香草の匂いがかなり食欲をそそる。見た目からしてスタミナがつきそうだ。


「私は、蓮くんと同じメニューです。そこにスープをつけました」


エヴリンのトレーには、俺と同じ魔猪シチューのセットに、透明なスープが一つ追加されていた。


「薬草のスープで、飲むと落ち着くんですよ」


「あ、サイドメニューとかもあるんだな……」


「……わ、わたしは……パン一つだけ、です。……少食で……すみません……」


クララは、少し申し訳なさそうな顔で言った。


「魔導書を読んでいると……つい、食べるのを忘れてしまって……」


「集中することはいいことですけど、ちゃんと食べないと倒れてしまいますよ」


エヴリンは、ほんの少し眉を下げながら優しくクララを心配していた。


その隣のカイルのトレーには、パンとソーセージが乗っている。

見た目は普通のソーセージだけど……何の肉なんだろう。


「……それ、何の肉なんだ?」


つい気になって聞いてしまうと、カイルはこちらをちらりと見た。

少しだけ沈黙したあと、ぼそっと一言だけ返ってくる。


「聞かないほうがいい」


聞かないほうがいい肉!?

ヘビか、カエルか、竜か? ろくな想像が浮かばない。


「いやいや、ただの豚肉だよ」


テオが笑いながら、肉の正体を教えてくれた。


なんだ、普通の肉じゃないか。

変に緊張していたのがバカみたいだ。

気が緩んだ俺の顔は、よほど間抜けだったのだろう。みんなが少しずつ笑っていた。

その中で、カイルだけは相変わらず表情ひとつ変えていなかったが。


改めて、自分のトレーに視線を戻す。


魔猪のシチュー。

見た目は、今まで食べてきたビーフシチューとほとんど変わらない。


(魔猪ってなんだ……やっぱ、あの森で襲ってきたやつなのか?)


頭に、あの禍々しい怪物の姿が一瞬よぎる。

そのイメージを振り払うように、恐る恐るスプーンをひと口すくって口に運んだ。


「……う、うまい」


思わず声が漏れる。


とろりとしたシチューは、少しスパイスが効いていて、けれどどこか懐かしい味がした。

魔猪の肉は、牛肉より少し歯ごたえがあるけれど、嫌な臭みはなく、噛めば噛むほど旨みが滲み出てくる。


異世界の食事だからと、無意識に構えていた心を、その一口がふわっとほぐしてくれた気がした。

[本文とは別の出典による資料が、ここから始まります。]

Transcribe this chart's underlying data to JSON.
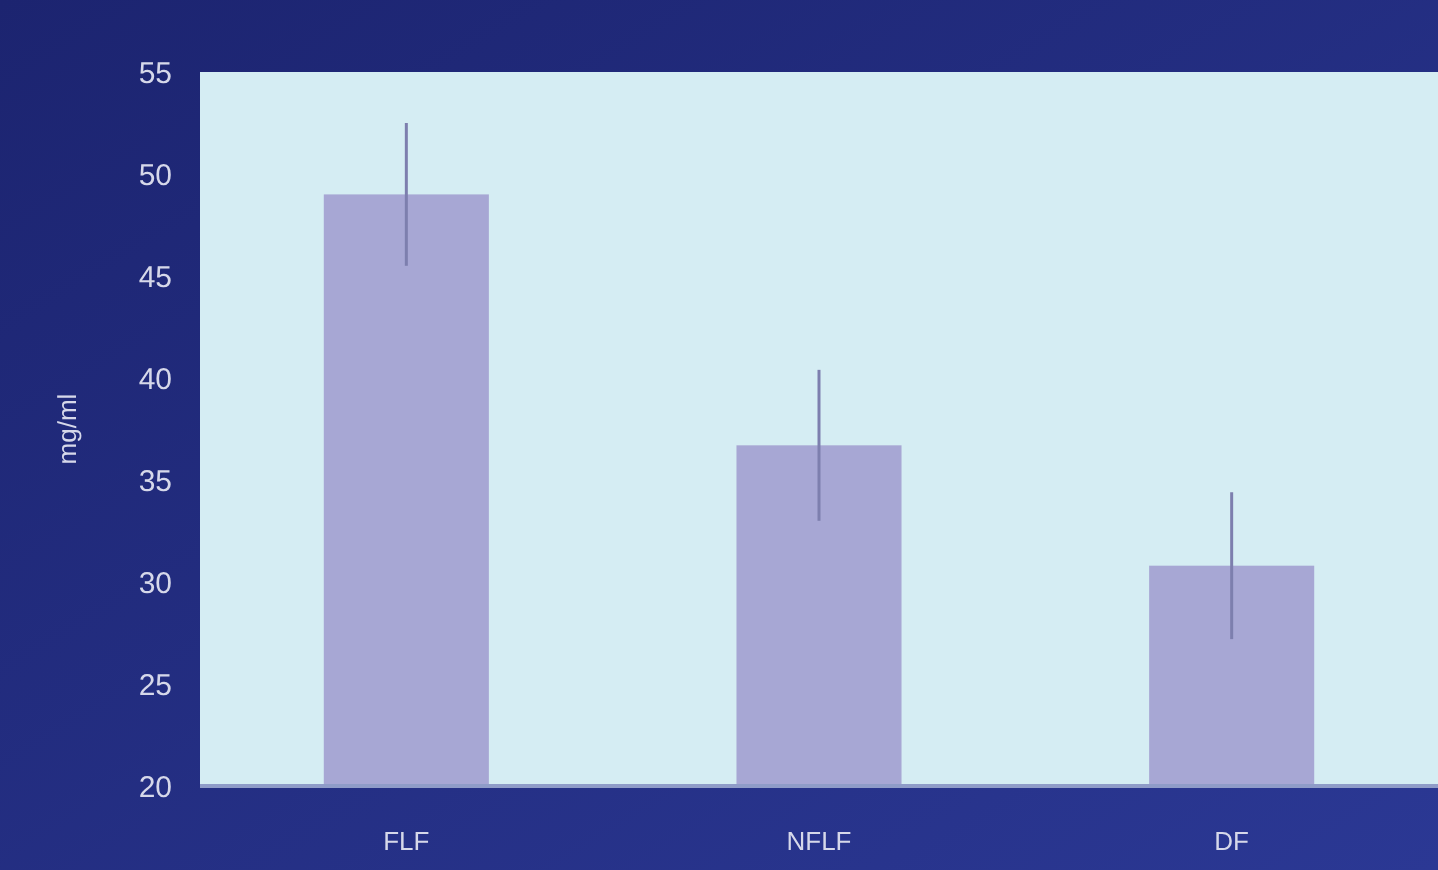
{
  "chart_data": {
    "type": "bar",
    "ylabel": "mg/ml",
    "categories": [
      "FLF",
      "NFLF",
      "DF"
    ],
    "values": [
      49,
      36.7,
      30.8
    ],
    "errors": [
      3.5,
      3.7,
      3.6
    ],
    "color": "#a7a7d4",
    "ylim": [
      20,
      55
    ],
    "yticks": [
      20,
      25,
      30,
      35,
      40,
      45,
      50,
      55
    ],
    "grid": false
  }
}
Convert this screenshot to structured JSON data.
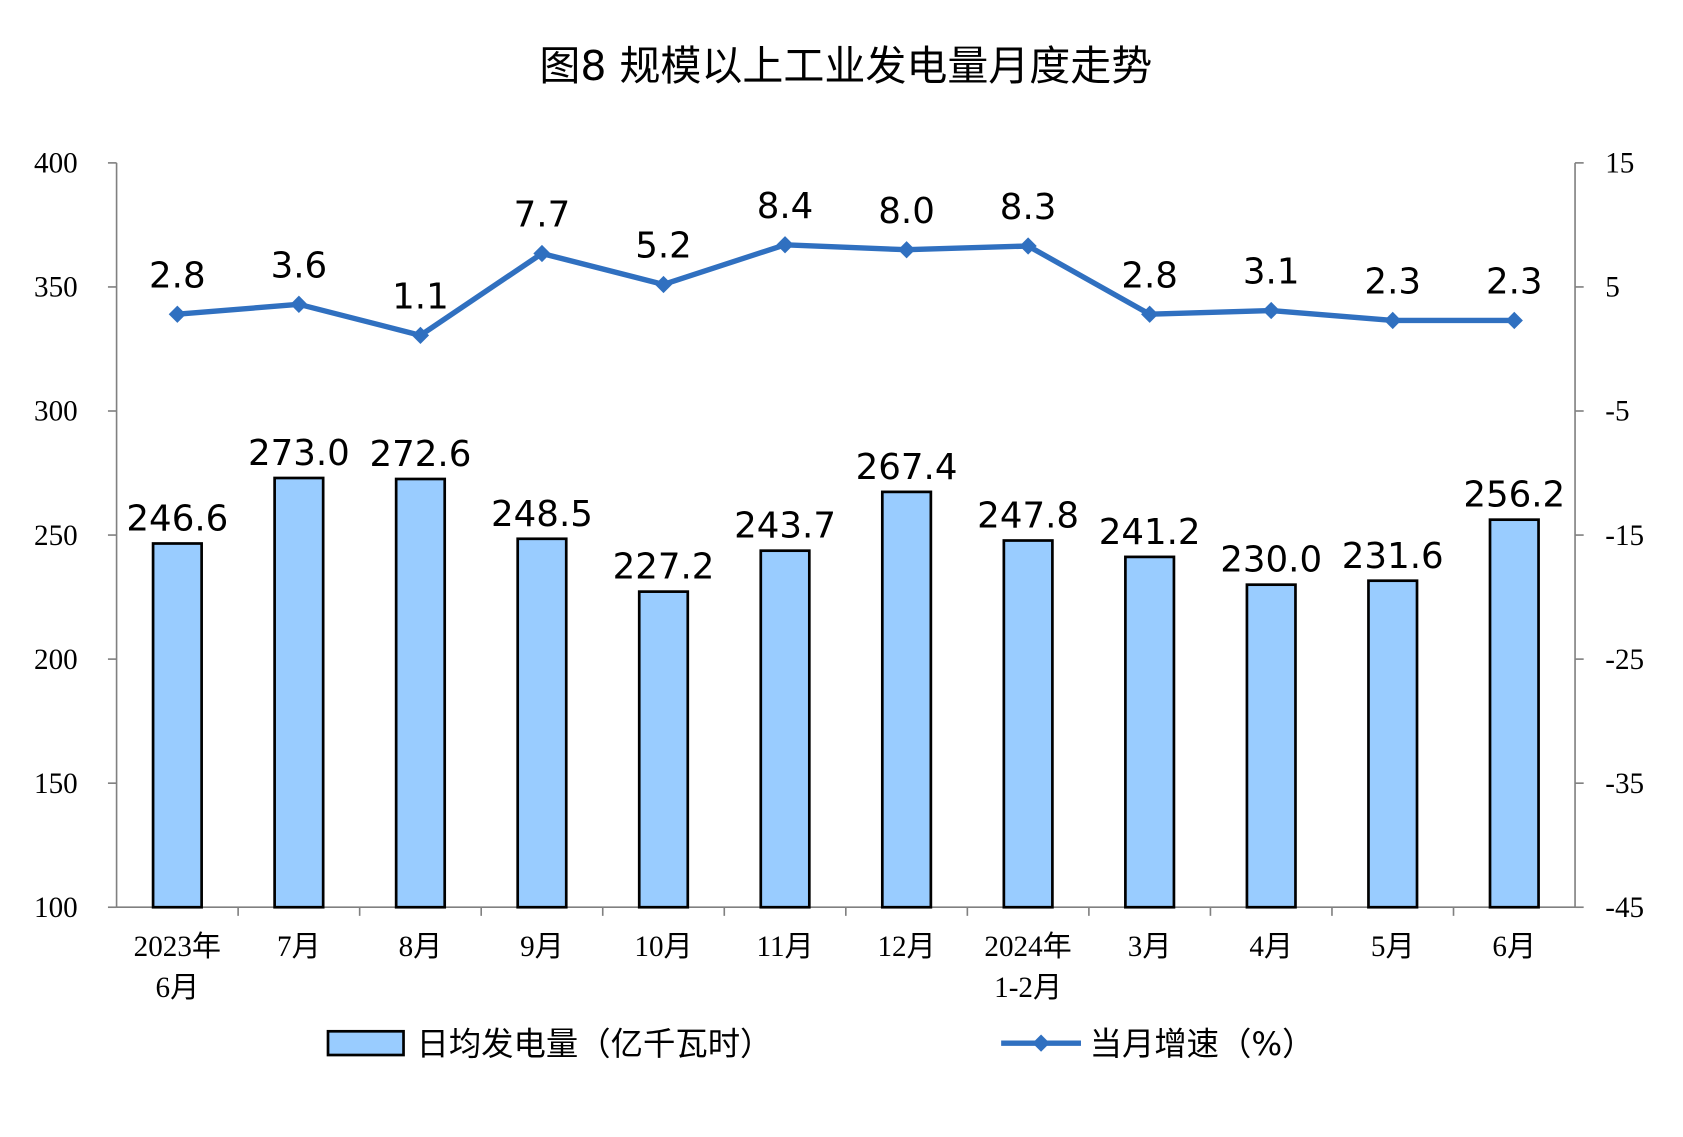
{
  "chart_data": {
    "type": "bar+line",
    "title": "图8  规模以上工业发电量月度走势",
    "categories": [
      "2023年\n6月",
      "7月",
      "8月",
      "9月",
      "10月",
      "11月",
      "12月",
      "2024年\n1-2月",
      "3月",
      "4月",
      "5月",
      "6月"
    ],
    "series": [
      {
        "name": "日均发电量（亿千瓦时）",
        "type": "bar",
        "axis": "left",
        "color": "#99CCFF",
        "values": [
          246.6,
          273.0,
          272.6,
          248.5,
          227.2,
          243.7,
          267.4,
          247.8,
          241.2,
          230.0,
          231.6,
          256.2
        ]
      },
      {
        "name": "当月增速（%）",
        "type": "line",
        "axis": "right",
        "color": "#3070C0",
        "values": [
          2.8,
          3.6,
          1.1,
          7.7,
          5.2,
          8.4,
          8.0,
          8.3,
          2.8,
          3.1,
          2.3,
          2.3
        ]
      }
    ],
    "y_left": {
      "range": [
        100,
        400
      ],
      "ticks": [
        100,
        150,
        200,
        250,
        300,
        350,
        400
      ]
    },
    "y_right": {
      "range": [
        -45,
        15
      ],
      "ticks": [
        -45,
        -35,
        -25,
        -15,
        -5,
        5,
        15
      ]
    },
    "grid": false,
    "legend_position": "bottom"
  }
}
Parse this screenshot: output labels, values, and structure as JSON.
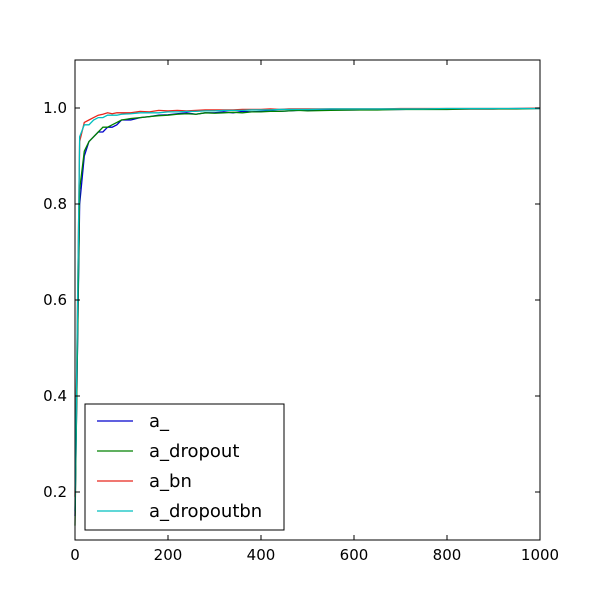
{
  "chart_data": {
    "type": "line",
    "title": "",
    "xlabel": "",
    "ylabel": "",
    "xlim": [
      0,
      1000
    ],
    "ylim": [
      0.1,
      1.1
    ],
    "x_ticks": [
      0,
      200,
      400,
      600,
      800,
      1000
    ],
    "x_tick_labels": [
      "0",
      "200",
      "400",
      "600",
      "800",
      "1000"
    ],
    "y_ticks": [
      0.2,
      0.4,
      0.6,
      0.8,
      1.0
    ],
    "y_tick_labels": [
      "0.2",
      "0.4",
      "0.6",
      "0.8",
      "1.0"
    ],
    "grid": false,
    "legend_position": "lower-left",
    "x": [
      0,
      10,
      20,
      30,
      40,
      50,
      60,
      70,
      80,
      90,
      100,
      120,
      140,
      160,
      180,
      200,
      220,
      240,
      260,
      280,
      300,
      320,
      340,
      360,
      380,
      400,
      420,
      440,
      460,
      480,
      500,
      550,
      600,
      650,
      700,
      750,
      800,
      850,
      900,
      950,
      1000
    ],
    "series": [
      {
        "name": "a_",
        "color": "#0000cc",
        "values": [
          0.15,
          0.8,
          0.9,
          0.93,
          0.94,
          0.95,
          0.95,
          0.96,
          0.96,
          0.965,
          0.975,
          0.975,
          0.98,
          0.982,
          0.985,
          0.986,
          0.988,
          0.99,
          0.987,
          0.99,
          0.99,
          0.992,
          0.99,
          0.993,
          0.992,
          0.993,
          0.994,
          0.993,
          0.994,
          0.995,
          0.995,
          0.996,
          0.996,
          0.997,
          0.997,
          0.998,
          0.998,
          0.998,
          0.998,
          0.999,
          0.999
        ]
      },
      {
        "name": "a_dropout",
        "color": "#008000",
        "values": [
          0.13,
          0.83,
          0.91,
          0.93,
          0.94,
          0.95,
          0.96,
          0.96,
          0.965,
          0.97,
          0.975,
          0.978,
          0.98,
          0.982,
          0.984,
          0.985,
          0.987,
          0.988,
          0.987,
          0.99,
          0.989,
          0.99,
          0.991,
          0.99,
          0.992,
          0.992,
          0.993,
          0.993,
          0.994,
          0.995,
          0.994,
          0.995,
          0.996,
          0.996,
          0.997,
          0.997,
          0.997,
          0.998,
          0.998,
          0.998,
          0.999
        ]
      },
      {
        "name": "a_bn",
        "color": "#e8261c",
        "values": [
          0.19,
          0.93,
          0.97,
          0.975,
          0.98,
          0.985,
          0.987,
          0.99,
          0.988,
          0.99,
          0.99,
          0.99,
          0.993,
          0.992,
          0.995,
          0.994,
          0.995,
          0.994,
          0.995,
          0.996,
          0.996,
          0.996,
          0.996,
          0.997,
          0.997,
          0.997,
          0.998,
          0.997,
          0.998,
          0.998,
          0.998,
          0.998,
          0.998,
          0.998,
          0.999,
          0.999,
          0.999,
          0.999,
          0.999,
          0.999,
          1.0
        ]
      },
      {
        "name": "a_dropoutbn",
        "color": "#00bfbf",
        "values": [
          0.16,
          0.94,
          0.965,
          0.965,
          0.975,
          0.98,
          0.98,
          0.985,
          0.985,
          0.985,
          0.987,
          0.988,
          0.99,
          0.99,
          0.99,
          0.992,
          0.992,
          0.993,
          0.993,
          0.994,
          0.994,
          0.995,
          0.995,
          0.995,
          0.996,
          0.996,
          0.996,
          0.997,
          0.997,
          0.997,
          0.997,
          0.998,
          0.998,
          0.998,
          0.998,
          0.998,
          0.999,
          0.999,
          0.999,
          0.999,
          0.999
        ]
      }
    ]
  }
}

気づいたときには、パンもシチューもサラダも、驚くほどきれいに皿から消えていた。


「お口に合ったようで、よかったです」


エヴリンが、少し安心したように笑う。


「午後の実技がもうすぐ始まる。蓮にとっては初めての訓練だ。気合を入れていけ」


ノアがそう言うと、テオが「しかも今日、担当ガイウス先生だしな」と肩をすくめた。


「そんなにすごい人なの?」


「すごいっていうか……まぁ、やってみりゃわかるよ」


はぐらかすような笑い方に、期待と不安が半々で胸の中に広がる。


俺たちは席を立ち、午後の実技授業が行われる訓練場へ向かった。


――異世界の「戦い方」を、実際に目にするために。